Kandace Loualhati
  • About Me
  • Projects
    • California Fire Damage
    • Employed Gender
    • ‘The Office’ Text Analysis
    • Permutation Test
    • SQL
    • Web Scraping
    • Presentation

Employed Gender

This is an analysis of the ‘Employed Gender’ data set from TidyTuesday. In this project, I depict the relationship between binary sex and percentages of employment in both full-time and part-time positions.

Author

Kandace Loualhati

Published

September 17, 2024

TidyTuesday

Code for Full-Time Workers

# load in packages
library(tidyverse)
library(readr)
library(dplyr)
# read in csv file
employed_gender <- read.csv("employed_gender.csv")
# plot line plots depicting the difference in full-time workers (by gender, by year)
ggplot(employed_gender) +
  geom_line(aes(x = year, y = full_time_female), color = "hotpink") +
  geom_line(aes(x = year, y = full_time_male), color = "blue") +
  labs(
    x = "Year",
    y = "% of Full-Time Workers",
    title = "Layered Line Plot of Male vs Female Full-Time Workers"
  )

Code for Part-Time Workers

ggplot(employed_gender) +
  geom_line(aes(x = year, y = part_time_female), color = "hotpink") +
  geom_line(aes(x = year, y = part_time_male), color = "blue") +
  labs(
    x = "Year",
    y = "% of Part-Time Workers",
    title = "Layered Line Plot of Male vs Female Part-Time Workers"
  )

Analysis

The most interesting aspect of these two graphs is the inversion which occurs for the ratio of full-time to part-time work by sex.

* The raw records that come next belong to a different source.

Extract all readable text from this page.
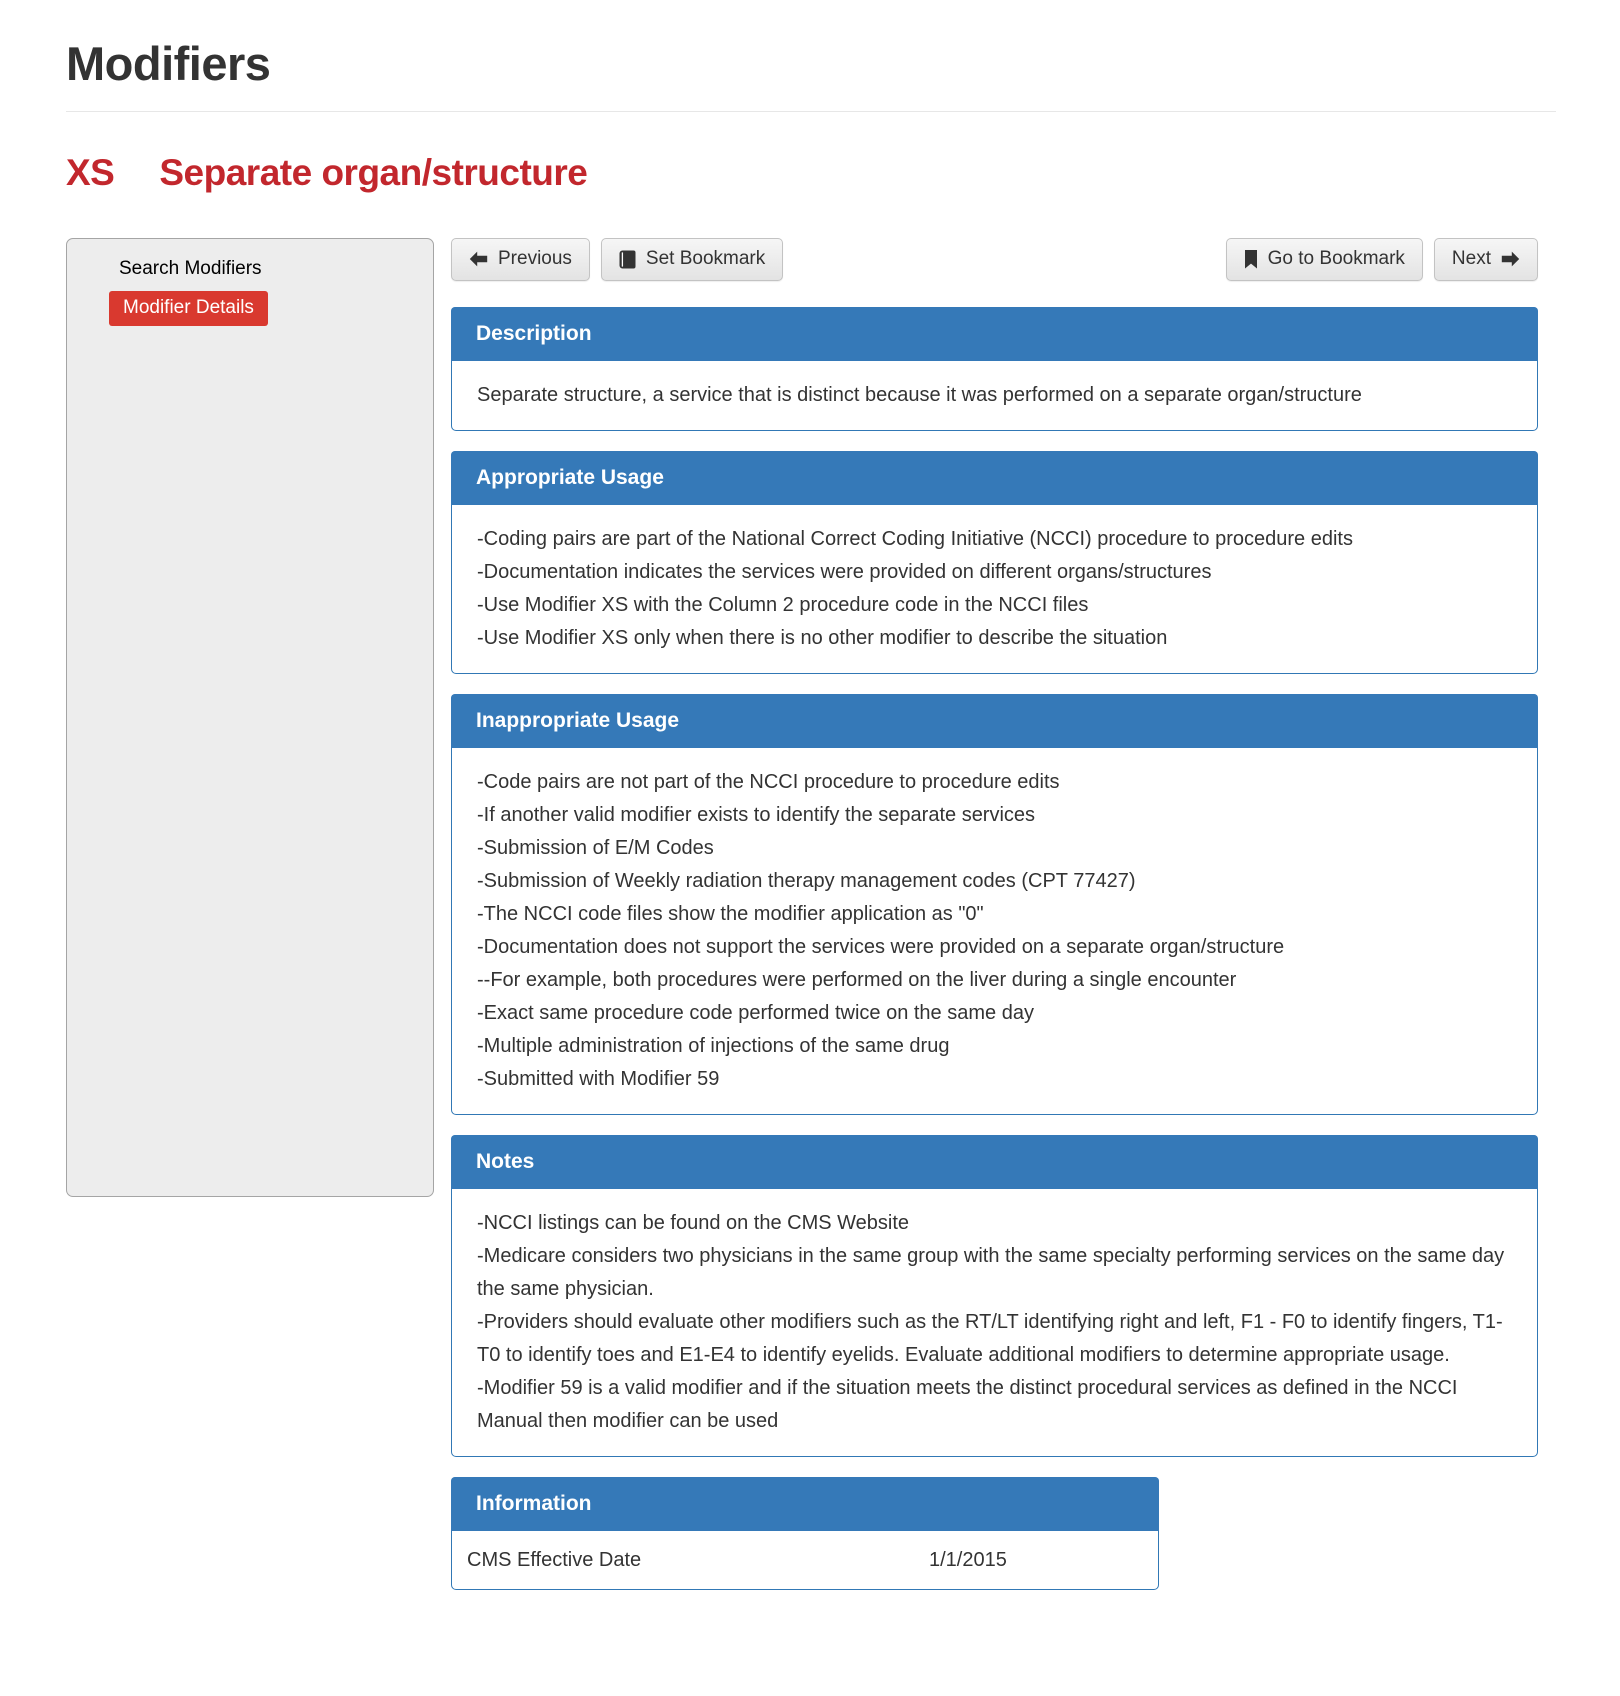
Modifiers
XS Separate organ/structure
Search Modifiers
Modifier Details
Previous	Set Bookmark	Go to Bookmark Next
Description
Separate structure, a service that is distinct because it was performed on a separate organ/structure
Appropriate Usage
-Coding pairs are part of the National Correct Coding Initiative (NCCI) procedure to procedure edits
-Documentation indicates the services were provided on different organs/structures
-Use Modifier XS with the Column 2 procedure code in the NCCI files
-Use Modifier XS only when there is no other modifier to describe the situation
Inappropriate Usage
-Code pairs are not part of the NCCI procedure to procedure edits
-If another valid modifier exists to identify the separate services
-Submission of E/M Codes
-Submission of Weekly radiation therapy management codes (CPT 77427)
-The NCCI code files show the modifier application as "0"
-Documentation does not support the services were provided on a separate organ/structure
--For example, both procedures were performed on the liver during a single encounter
-Exact same procedure code performed twice on the same day
-Multiple administration of injections of the same drug
-Submitted with Modifier 59
Notes
-NCCI listings can be found on the CMS Website
-Medicare considers two physicians in the same group with the same specialty performing services on the same day the same physician.
-Providers should evaluate other modifiers such as the RT/LT identifying right and left, F1 - F0 to identify fingers, T1-T0 to identify toes and E1-E4 to identify eyelids. Evaluate additional modifiers to determine appropriate usage.
-Modifier 59 is a valid modifier and if the situation meets the distinct procedural services as defined in the NCCI Manual then modifier can be used
Information
CMS Effective Date	1/1/2015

This is most likely due to the historical struggle for self-identified women in earning and maintaining full-time positions. If I were to continue with this project, I would want to explore the relationship between maternity leave/motherhood and this domination of part-time work for women.

Citation

I retrieved the original csv file from a Tidy Tuesday data set. The raw data originates from the Bureau of Labor Statistics and the Census Bureau about women in the workforce. Jon Harmon, an advanced R programming consultant, then manipulated and divided the data, motivated by March being Women’s History month.